2007年3月30日(金)「しんぶん赤旗」
不当配転を正当化
NTTリストラ裁判
東京地裁
十一万人リストラを拒んだ労働者を異職種・遠隔地に配転したのは違法だと通信産業労組の組合員ら九人が訴えていた裁判で、東京地裁(中西茂裁判長)は二十九日、「(リストラ計画は)経営上の合理性、必要性が認められる」「(遠隔地配転など不利益は)労働者が通常甘受すべき程度」などとして訴えを棄却する判決を出しました。
判決後、今村幸次郎弁護団事務局長は「企業の利益を一方的に擁護する不当な判決だ。事実にまったく目をつぶっている」と批判。鎌倉清美全国原告団長は「会社の言い分をそのまま認めた不当判決だ。
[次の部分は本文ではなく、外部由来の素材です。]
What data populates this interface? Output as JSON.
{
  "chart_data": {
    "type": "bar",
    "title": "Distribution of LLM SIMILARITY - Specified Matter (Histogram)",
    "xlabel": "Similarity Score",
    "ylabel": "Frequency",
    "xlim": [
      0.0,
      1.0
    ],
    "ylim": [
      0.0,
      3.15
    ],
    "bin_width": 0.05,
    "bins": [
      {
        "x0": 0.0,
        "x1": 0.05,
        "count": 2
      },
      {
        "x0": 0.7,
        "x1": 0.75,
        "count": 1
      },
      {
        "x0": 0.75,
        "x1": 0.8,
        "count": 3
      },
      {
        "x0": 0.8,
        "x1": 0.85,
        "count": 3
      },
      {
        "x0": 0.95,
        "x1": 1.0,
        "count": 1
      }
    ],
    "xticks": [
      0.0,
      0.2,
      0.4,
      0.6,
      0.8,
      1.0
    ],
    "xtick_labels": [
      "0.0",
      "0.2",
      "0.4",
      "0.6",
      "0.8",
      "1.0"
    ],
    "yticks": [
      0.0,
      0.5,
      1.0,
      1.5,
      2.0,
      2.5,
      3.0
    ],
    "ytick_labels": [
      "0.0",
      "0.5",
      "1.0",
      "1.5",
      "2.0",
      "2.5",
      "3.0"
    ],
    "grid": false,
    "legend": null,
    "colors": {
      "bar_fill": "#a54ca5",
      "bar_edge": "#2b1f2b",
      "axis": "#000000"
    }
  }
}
働くルールを守るためにたたかい続ける」とのべました。
NTTは、五十一歳以上の労働者に最大30%の賃下げ・再雇用を迫り、これに応じない労働者を北海道や仙台、群馬、新潟などから首都圏に配転し、それまでと違う業務に配属しました。
単身赴任や長距離通勤を余儀なくされ、労働者の健康だけでなく、子どもや老親など家族にも不利益を強いるもので、配転後、六人の原告らの家族が亡くなりました。
判決は、退職再雇用を迫ったリストラ計画について「選択は、あくまで社員の自由意思による」と形式だけで判断。
「余人をもって替え難い配転であったといえない」としながら、30%もの賃金ダウンを「各地域の類似業種の賃金よりは高い」と肯定し、配転による不利益も「寂しさや生活上の不便をいうもの」とするなど実態を見ない判断に終始しました。
NTTリストラ訴訟判決は、二十八日の大阪地裁、昨年九月の札幌地裁に続き三度目。札幌では労働者の全員勝訴、大阪では一部勝訴。